We've reached the point now where for most politicians data has value or not. It’s useful or not. It gets them on the media or not. It does opponents damage or not. It helps them hang onto their seat or not. Yes, of course, they ask ‘Is it true?’ because they don’t want to tell lies or look stupid on camera. But that’s all. ‘Because X is true’ implies nothing to most politicians.
This is a big bump on the road. Why speak truth to people who have no interest in the truth?
The game has changed. A few years before Lobster started it was still the role of the leaders of political parties, particularly parties who were not in government, to try and work out what to do; which policies will create jobs, reduce unemployment, build houses, protect the environment - whatever. In the mid 1970s Mrs Thatcher and her faction in the Tory Party looked for a solution to inflation, then perceived to be the biggest economic problem. They plumped for monetarism. In a sense it doesn’t matter what they chose: what matters is that they did choose policies. Modern politicians – Ed Miliband and his team, for example – are not asking themselves ‘What does the economy/country need?’ But: ‘How can we win the next election? What can we find that is acceptable both to the major media and our focus groups?’ And this means that even if I had access to Miliband and his team (and I don’t) I would be wasting my time (and theirs) talking to them. The Labour Party last took policy formation – took the national interest, to use an older concept – seriously in 1986/7; and even then the policy review's conclusions were ditched by Neil Kinnock.
Oh dear, some readers of this will be thinking, we’re back to the bloody Labour Party. Not quite. In the 1980s, however vaguely it worked, there was something called ‘the labour movement’, whose focal point was the Labour Party. When I was writing for and producing Lobster in those days, had I been asked who my target audience was, I would have said, ‘I don’t have a target audience. But I’m writing within the labour movement’. (I was also a member of the Labour Party then and wrote regularly for Tribune.) I had no idea who was reading Lobster; and that didn’t matter. In some vague way I figured I was pitching my tiny little boat onto the great political and intellectual stream that was the British labour movement. That has now all but gone. Despite the best efforts of a lot of people no way has been found to recreate it – or replace it.
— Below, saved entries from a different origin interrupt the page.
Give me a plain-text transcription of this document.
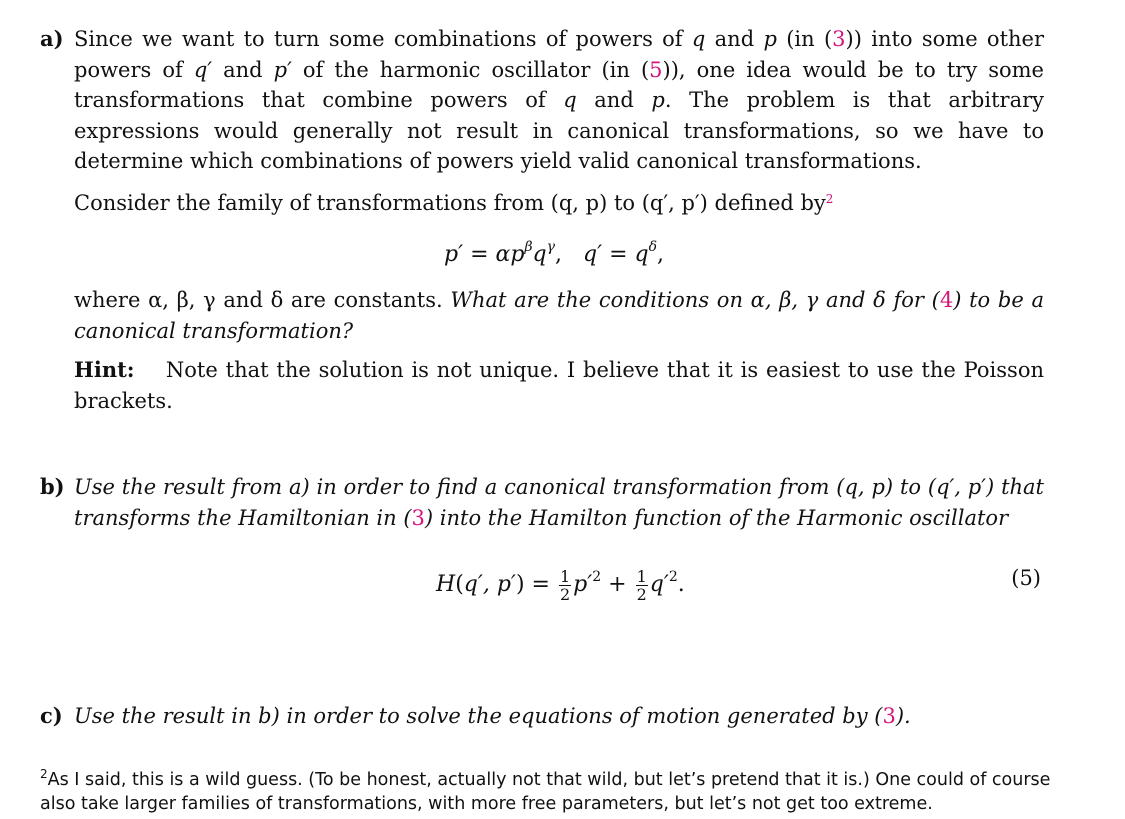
a) Since we want to turn some combinations of powers of q and p (in (3)) into some other powers of q′ and p′ of the harmonic oscillator (in (5)), one idea would be to try some transformations that combine powers of q and p. The problem is that arbitrary expressions would generally not result in canonical transformations, so we have to determine which combinations of powers yield valid canonical transformations.
Consider the family of transformations from (q, p) to (q′, p′) defined by$^2$
$p' = \alpha p^\beta q^\gamma$,   $q' = q^\delta$,
where α, β, γ and δ are constants. What are the conditions on α, β, γ and δ for (4) to be a canonical transformation?
Hint: Note that the solution is not unique. I believe that it is easiest to use the Poisson brackets.
b) Use the result from a) in order to find a canonical transformation from (q, p) to (q′, p′) that transforms the Hamiltonian in (3) into the Hamilton function of the Harmonic oscillator
H(q′, $p') = \frac{1}{2} p'^2 + \frac{1}{2} q'^2$.	(5)
c) Use the result in b) in order to solve the equations of motion generated by (3).
$^2$As I said, this is a wild guess. (To be honest, actually not that wild, but let’s pretend that it is.) One could of course also take larger families of transformations, with more free parameters, but let’s not get too extreme.
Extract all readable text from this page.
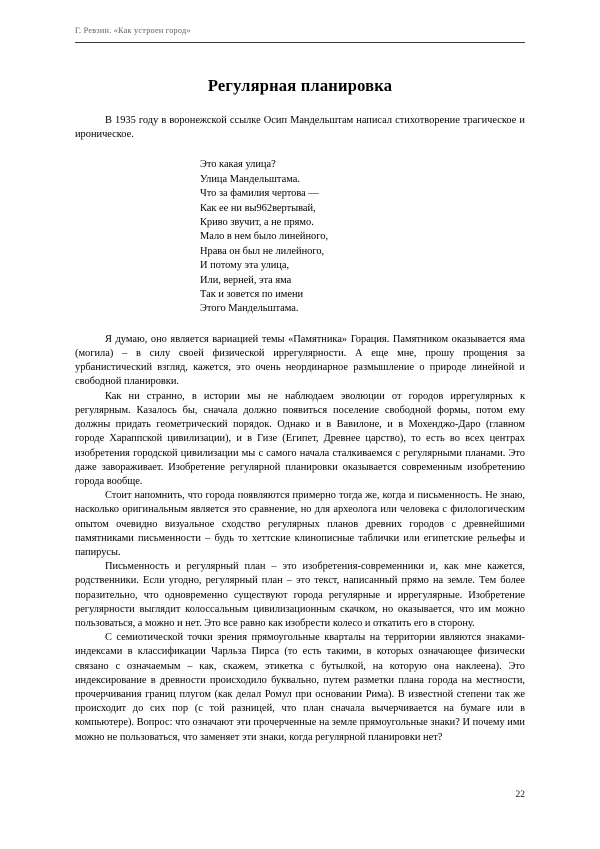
Г. Ревзин. «Как устроен город»
Регулярная планировка

В 1935 году в воронежской ссылке Осип Мандельштам написал стихотворение трагическое и ироническое.

Это какая улица?
Улица Мандельштама.
Что за фамилия чертова —
Как ее ни вы962вертывай,
Криво звучит, а не прямо.
Мало в нем было линейного,
Нрава он был не лилейного,
И потому эта улица,
Или, верней, эта яма
Так и зовется по имени
Этого Мандельштама.

Я думаю, оно является вариацией темы «Памятника» Горация. Памятником оказывается яма (могила) – в силу своей физической иррегулярности. А еще мне, прошу прощения за урбанистический взгляд, кажется, это очень неординарное размышление о природе линейной и свободной планировки.

Как ни странно, в истории мы не наблюдаем эволюции от городов иррегулярных к регулярным. Казалось бы, сначала должно появиться поселение свободной формы, потом ему должны придать геометрический порядок. Однако и в Вавилоне, и в Мохенджо-Даро (главном городе Хараппской цивилизации), и в Гизе (Египет, Древнее царство), то есть во всех центрах изобретения городской цивилизации мы с самого начала сталкиваемся с регулярными планами. Это даже завораживает. Изобретение регулярной планировки оказывается современным изобретению города вообще.

Стоит напомнить, что города появляются примерно тогда же, когда и письменность. Не знаю, насколько оригинальным является это сравнение, но для археолога или человека с филологическим опытом очевидно визуальное сходство регулярных планов древних городов с древнейшими памятниками письменности – будь то хеттские клинописные таблички или египетские рельефы и папирусы.

Письменность и регулярный план – это изобретения-современники и, как мне кажется, родственники. Если угодно, регулярный план – это текст, написанный прямо на земле. Тем более поразительно, что одновременно существуют города регулярные и иррегулярные. Изобретение регулярности выглядит колоссальным цивилизационным скачком, но оказывается, что им можно пользоваться, а можно и нет. Это все равно как изобрести колесо и откатить его в сторону.

С семиотической точки зрения прямоугольные кварталы на территории являются знаками-индексами в классификации Чарльза Пирса (то есть такими, в которых означающее физически связано с означаемым – как, скажем, этикетка с бутылкой, на которую она наклеена). Это индексирование в древности происходило буквально, путем разметки плана города на местности, прочерчивания границ плугом (как делал Ромул при основании Рима). В известной степени так же происходит до сих пор (с той разницей, что план сначала вычерчивается на бумаге или в компьютере). Вопрос: что означают эти прочерченные на земле прямоугольные знаки? И почему ими можно не пользоваться, что заменяет эти знаки, когда регулярной планировки нет?

22
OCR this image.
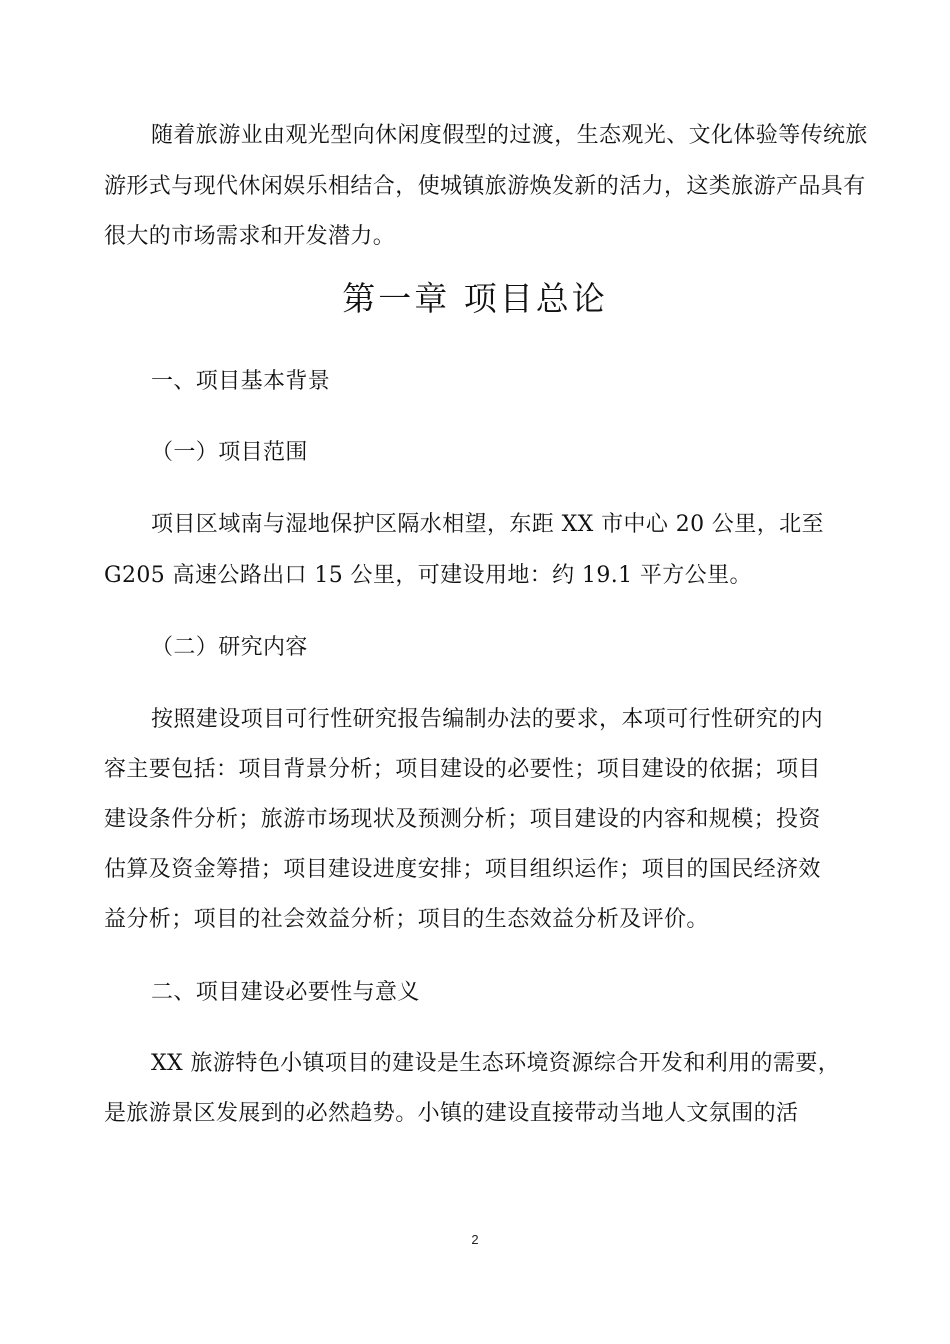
随着旅游业由观光型向休闲度假型的过渡，生态观光、文化体验等传统旅
游形式与现代休闲娱乐相结合，使城镇旅游焕发新的活力，这类旅游产品具有
很大的市场需求和开发潜力。
第一章 项目总论
一、项目基本背景
（一）项目范围
项目区域南与湿地保护区隔水相望，东距 XX 市中心 20 公里，北至
G205 高速公路出口 15 公里，可建设用地：约 19.1 平方公里。
（二）研究内容
按照建设项目可行性研究报告编制办法的要求，本项可行性研究的内
容主要包括：项目背景分析；项目建设的必要性；项目建设的依据；项目
建设条件分析；旅游市场现状及预测分析；项目建设的内容和规模；投资
估算及资金筹措；项目建设进度安排；项目组织运作；项目的国民经济效
益分析；项目的社会效益分析；项目的生态效益分析及评价。
二、项目建设必要性与意义
XX 旅游特色小镇项目的建设是生态环境资源综合开发和利用的需要，
是旅游景区发展到的必然趋势。小镇的建设直接带动当地人文氛围的活
2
This has happened because of the perceived power of the media. It is almost universally believed among politicians that stepping outside the mainstream, the spectrum which has the shit media (Murdoch, Daily Mail) at one end and the BBC at the other, will mean destruction. I have never believed this; and the career of Ken Livingstone, to take the obvious example, suggests it simply isn’t true. And even if it is true, it no longer matters. There is nothing to be gained by ‘progressive forces’ or ‘the labour movement’ in electing another bunch of be-suited careerists (of either sex). And if we’re going to end up with a Clegg-Miliband anyway, why bother placating the shit media?
Robin Ramsay is editor of Lobster magazine.